September 21, 2005

Getting Into Wal-Mart

Via Ad Jab, we see how hard it can be for vendors to get on Wal-Mart's shelves:

Getting into Wal-Mart is an entrepreneur's equivalent of making it to Broadway. Even a short run on the shelves there can help transform an invention from niche product to household name. And while Wal-Mart certainly isn't the only retail path to commercial success, nor the right outlet for every product, for mass-market merchandise at a certain price point no other bricks-and-mortar retailer reaches so many shoppers. Today the company has 5,300 outlets world-wide, and gets more than 138 million customers a week.

But as with Broadway, there's more than enough talent to fill the stage. Last year about 10,000 new suppliers applied to become Wal-Mart vendors. Of those, only about 200, or 2%, were ultimately accepted. "We just don't have very many empty shelf spaces," says Excell La Fayette Jr., Wal-Mart's director of supplier development.

It takes 6 months to a year to become a new Wal-Mart supplier with a purchase order; is that a strength or a weakness for WM?

Posted by Kevin on September, 21 2005 at 03:44 PM

Comments & Trackbacks
Bobby wrote:

Strength. I go to Wal-Mart to load up on all of my staples. I guess I am not a very curious shopper, though. I know what I want and I want it cheap. Kind of glad not to be distracted by a bunch of new fangled doilies slotted in here and there throughout the store. Just give me my mac and cheese. And my tp and my laundry detergent and all that good stuff! :)

-- September 21, 2005 09:09 PM

Kevin Brancato wrote:

I go to Wal-Mart or Target when I need a variety of household and automotive goods. But I actually go to Costco (across the street from my workplace!) for laundry detergent, fruit, tp and mac and cheese. For a Wal-Mart blogger, that's a truly damning self-incrimination!

I don't know where you live, (I'm right outside of DC), but it seems that in many rural areas, Wal-Mart is by far the dominant retailer. Would there be a more worthwhile role for those rural stores as "experimenters"?

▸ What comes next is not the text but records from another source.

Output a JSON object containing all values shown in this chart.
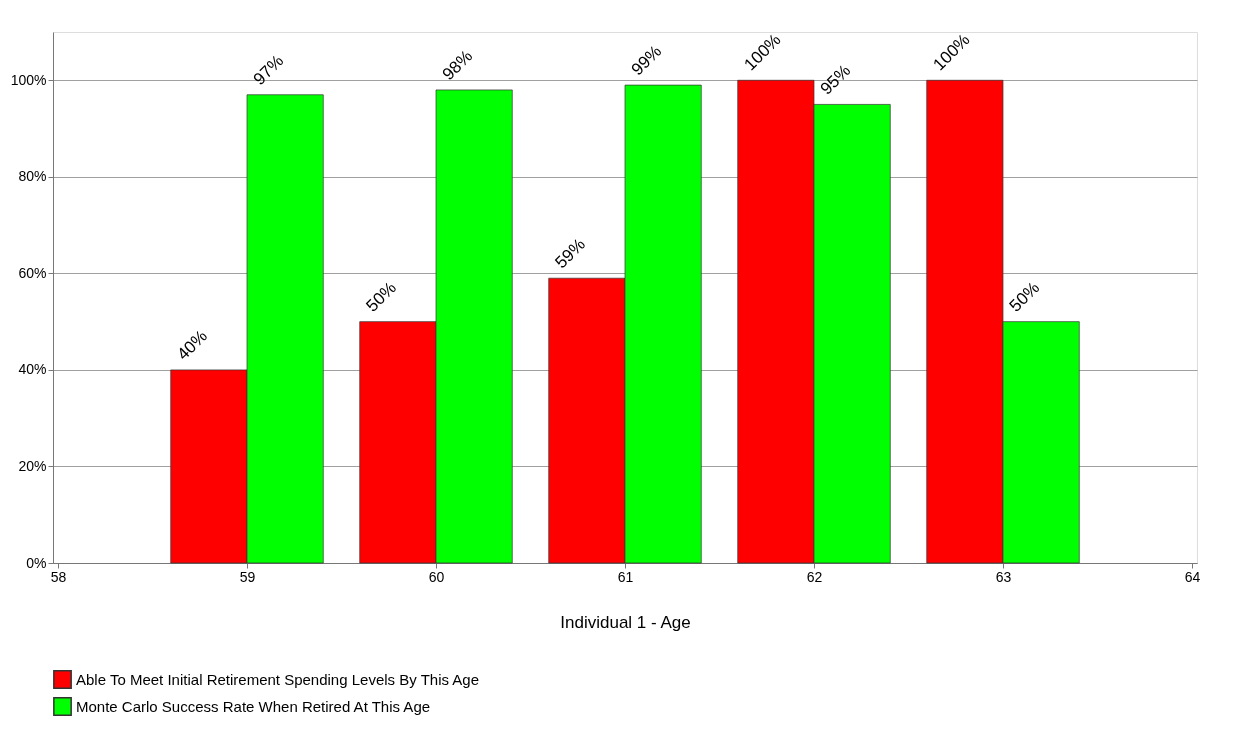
{
  "chart_data": {
    "type": "bar",
    "xlabel": "Individual 1 - Age",
    "x": [
      59,
      60,
      61,
      62,
      63
    ],
    "xlim": [
      58,
      64
    ],
    "xticks": [
      58,
      59,
      60,
      61,
      62,
      63,
      64
    ],
    "ylim": [
      0,
      110
    ],
    "yticks": [
      {
        "value": 0,
        "label": "0%"
      },
      {
        "value": 20,
        "label": "20%"
      },
      {
        "value": 40,
        "label": "40%"
      },
      {
        "value": 60,
        "label": "60%"
      },
      {
        "value": 80,
        "label": "80%"
      },
      {
        "value": 100,
        "label": "100%"
      }
    ],
    "grid": "y",
    "legend": "bottom",
    "series": [
      {
        "name": "Able To Meet Initial Retirement Spending Levels By This Age",
        "color": "#ff0000",
        "values": [
          40,
          50,
          59,
          100,
          100
        ],
        "value_labels": [
          "40%",
          "50%",
          "59%",
          "100%",
          "100%"
        ]
      },
      {
        "name": "Monte Carlo Success Rate When Retired At This Age",
        "color": "#00ff00",
        "values": [
          97,
          98,
          99,
          95,
          50
        ],
        "value_labels": [
          "97%",
          "98%",
          "99%",
          "95%",
          "50%"
        ]
      }
    ]
  }
}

Tangentially, how does WM determine which stores should be the test locations for new products?

-- September 22, 2005 09:09 AM

Matt wrote:

I think that the article is a little misleading. While it is difficult for a smaller vendor, acting alone, to get in as a supplier, there are easier ways of going about it.

Within a stones throw of my office, there are at least ten companies that do nothing but take on multiple manufacturers and present their products to Wal-Mart. WM used to be opposed to dealing with manufacturers reps, but later realized that they could get better prices from them. If every little company had to employ a sales force, analysts and the rest of the support team you'd need to coordinate keeping WM in stock, it would have to drive the price of their products up. By paying the rep a percentage of the Wal-Mart PO, they avoid the extra costs. they also avoid having to go through the full vendor agreement process.

As to the testing of new or regional products, local managers and DM's do have some leeway, especially when you get into highly ethnic areas. If you go to a store in Louisiana, you'll find quite a few local products you won't see anywhere else in the country. They are generally delegated a certain amount of shelf space to test these products.